“To be truly simple, you have to go really deep”
Simplicity isn’t just a visual style. It’s not just minimalism or the absence of clutter. It involves digging through the depth of the complexity. To be truly simple, you have to go really deep. For example, to have no screws on something, you can end up having a product that is so convoluted and complex. The better way is to go deeper with simplicity, to understand everything about it and how it’s manufactured. You have to deeply understand the essence of a product in order to be able to get rid of the parts that are not essential.
—Apple designer Jonathan Ive, quoted by Walter Isaacson in Steve Jobs
Dear Alec
I always enjoy the quotes you post, but I have to take issue with quoting anyone from Apple. I apologise for getting on a hobby-horse. But I am still going to do it. No need to read any further.
Apple’s idea of simplicity is to limit the user’s options — this of course allows them to make interfaces simpler. But it also makes the devices prey to the ‘tyranny of the majority’, and they make it much harder for the user who wants something a little different to get what they want. Take their laptops with the one button mouse. This is broken by design. I had a PowerBook, supplied by my work. I will not discuss its appalling unreliability, the battery that burned me or the magna-lock charger that had to be replaced three times. It had 2 USB ports, but it really only had one because half the applications I used needed two mouse buttons (the other half needed three buttons — anything running through X-windows). That left one USB port. In today’s world that too is broken by design. It is easy to design things to be simpler when you reduce the user’s options.
The idea that Apple are masters of design is one of the great modern myths of industry, one of the great PR triumphs. The iPod may have been a good design, but it is an exception rather than the rule. No USB ports on the iPad! That was like Apple spitting on their customers.
‘get rid of the parts that are not essential’. To whom? I need a three button mouse to do my work. They could have put three buttons on the laptop and have the button functions set in software so that they defaulted to all being left click, but with an _option_ to change it. But no. Apple tells me how to use my computer, and limits what I can use it for. It is like a car manufacturer making the car ‘simpler’ by not allowing me to adjust the mirrors and the seat. Oh yes, and you can’t open the windows _and_ have the radio on at the same time. Yes it is simpler (and no doubt cheaper to manufacture). Is it more useful? Does it help me to get things done? No. I think for all their rhetoric about ‘digging deeper’ they need to go down another level — why do they want simplicity? Is it really a good thing of itself when it eats into usability? A rock is pretty simple. But it is correspondingly limited in what it can be used for.
Simplicity is not a goal of itself, it must contribute to a far more important goal — fitness for purpose. Being pretty does not hep a computer be fit for purpose. One should not confuse brushed aluminium for genuine substance. Being simple helps if it makes use more intuitive, but not if it then precludes important uses of the machine. Plainly users like me should simply buy something else, which is a shame because Apple’s operating system is quite excellent, Pity they don’t give users the flexibility to easily install it on non-Mac hardware. But then, that is just another example of their draconian corporate culture.

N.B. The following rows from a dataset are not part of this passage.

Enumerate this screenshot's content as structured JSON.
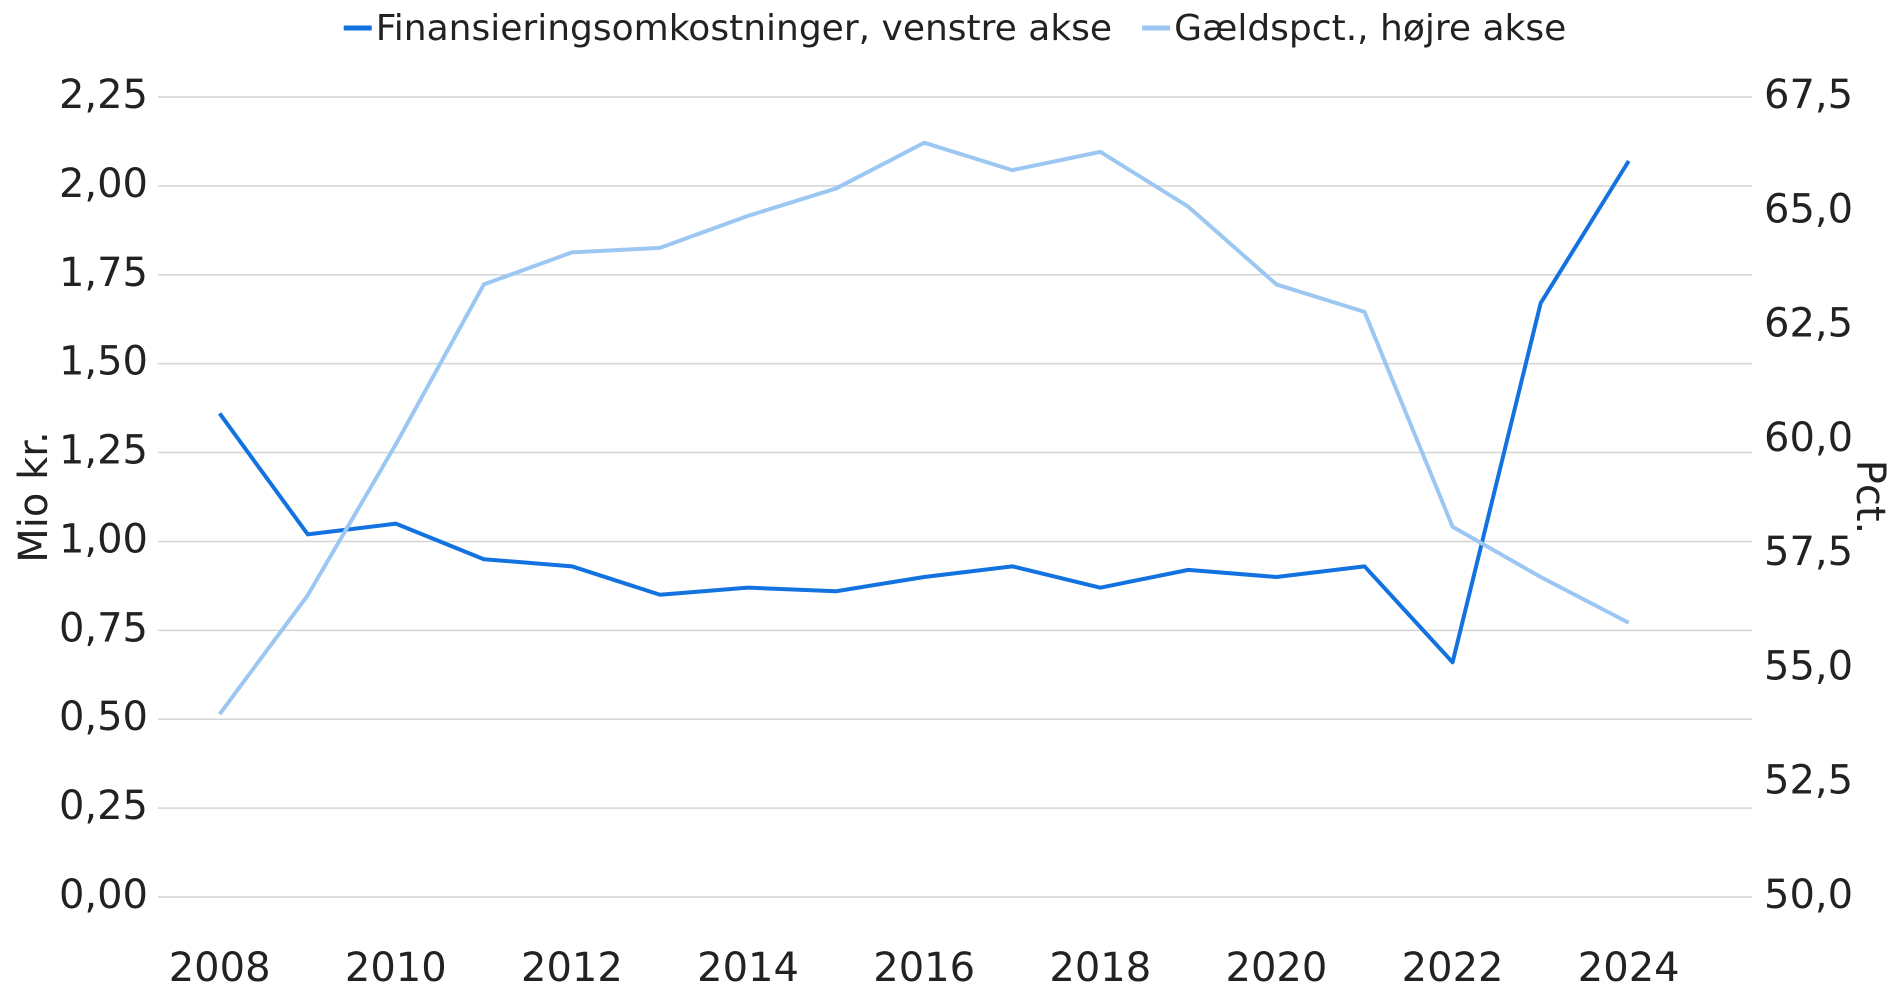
{
  "chart_data": {
    "type": "line",
    "x": [
      2008,
      2009,
      2010,
      2011,
      2012,
      2013,
      2014,
      2015,
      2016,
      2017,
      2018,
      2019,
      2020,
      2021,
      2022,
      2023,
      2024
    ],
    "xlim": [
      2007.3,
      2025.4
    ],
    "xticks": [
      2008,
      2010,
      2012,
      2014,
      2016,
      2018,
      2020,
      2022,
      2024
    ],
    "ylabel": "Mio kr.",
    "y2label": "Pct.",
    "ylim": [
      0,
      2.25
    ],
    "yticks": [
      {
        "value": 0,
        "label": "0,00"
      },
      {
        "value": 0.25,
        "label": "0,25"
      },
      {
        "value": 0.5,
        "label": "0,50"
      },
      {
        "value": 0.75,
        "label": "0,75"
      },
      {
        "value": 1,
        "label": "1,00"
      },
      {
        "value": 1.25,
        "label": "1,25"
      },
      {
        "value": 1.5,
        "label": "1,50"
      },
      {
        "value": 1.75,
        "label": "1,75"
      },
      {
        "value": 2,
        "label": "2,00"
      },
      {
        "value": 2.25,
        "label": "2,25"
      }
    ],
    "y2lim": [
      50,
      67.5
    ],
    "y2ticks": [
      {
        "value": 50,
        "label": "50,0"
      },
      {
        "value": 52.5,
        "label": "52,5"
      },
      {
        "value": 55,
        "label": "55,0"
      },
      {
        "value": 57.5,
        "label": "57,5"
      },
      {
        "value": 60,
        "label": "60,0"
      },
      {
        "value": 62.5,
        "label": "62,5"
      },
      {
        "value": 65,
        "label": "65,0"
      },
      {
        "value": 67.5,
        "label": "67,5"
      }
    ],
    "grid": true,
    "legend": "top",
    "series": [
      {
        "name": "Finansieringsomkostninger, venstre akse",
        "color": "#1273e0",
        "axis": "y",
        "values": [
          1.36,
          1.02,
          1.05,
          0.95,
          0.93,
          0.85,
          0.87,
          0.86,
          0.9,
          0.93,
          0.87,
          0.92,
          0.9,
          0.93,
          0.66,
          1.67,
          2.07
        ]
      },
      {
        "name": "Gældspct., højre akse",
        "color": "#9cc7f2",
        "axis": "y2",
        "values": [
          54.0,
          56.6,
          59.9,
          63.4,
          64.1,
          64.2,
          64.9,
          65.5,
          66.5,
          65.9,
          66.3,
          65.1,
          63.4,
          62.8,
          58.1,
          57.0,
          56.0
        ]
      }
    ]
  }
}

Plainly design is always going to result in compromise. There are always more options that could be installed, making a machine more and more and more complex. It is fair to say that Apple designers have chosen a certain set of capabilities as what their customers need, and these mesh well with many customers and not with others. Hence my criticism is simply like saying ‘Mac don’t do what _I_ want them to’. I admit it. But why congratulate them for setting the bar low?
Darren
November 20, 2011 at 8:42 am
Hmmm…I think on this issue, we’re going to have to agree to disagree, because I’m an unapologetic Apple fan. (There’s perhaps half an hour in my entire day when I’m not physically touching or within two feet of an Apple product.) That said, you make some good points: when I got the iPad and my most recent MacBook, I was pretty frustrated by certain features, and it took me a long time to customize them to the point where I could use them as intuitively as I’d like. Even now, there are a few mystifying design choices that I just can’t get behind, like the removal of the “Save As” feature in the latest version of Mac OS X. Since I basically just use my computer to write, play media, and go online, it isn’t a big deal, but I can see how this would be a dealbreaker for other users.
All the same, I think Apple has generally been a design force for good, and that they’ve done remarkable things. And for me, they’ve almost always been a pleasure to use, although that’s partially due to the fact that my user expectations have been shaped by Apple since my teen years. (I’ve never used anything else at home.) The real challenge for Apple lies in balancing the two contradictory aspects of their mission, which is that they’re making products both for a selective elite and for everyone in the world. There’s a great interview with Walter Murch, recently posted here, where he talks about how Final Cut Pro X, while striving to become accessible to a much wider pool of users, has become less useful to the professional editors who use it for a living. Which is is a real concern. And as far as design goes, that’s a much bigger, and more interesting, challenge.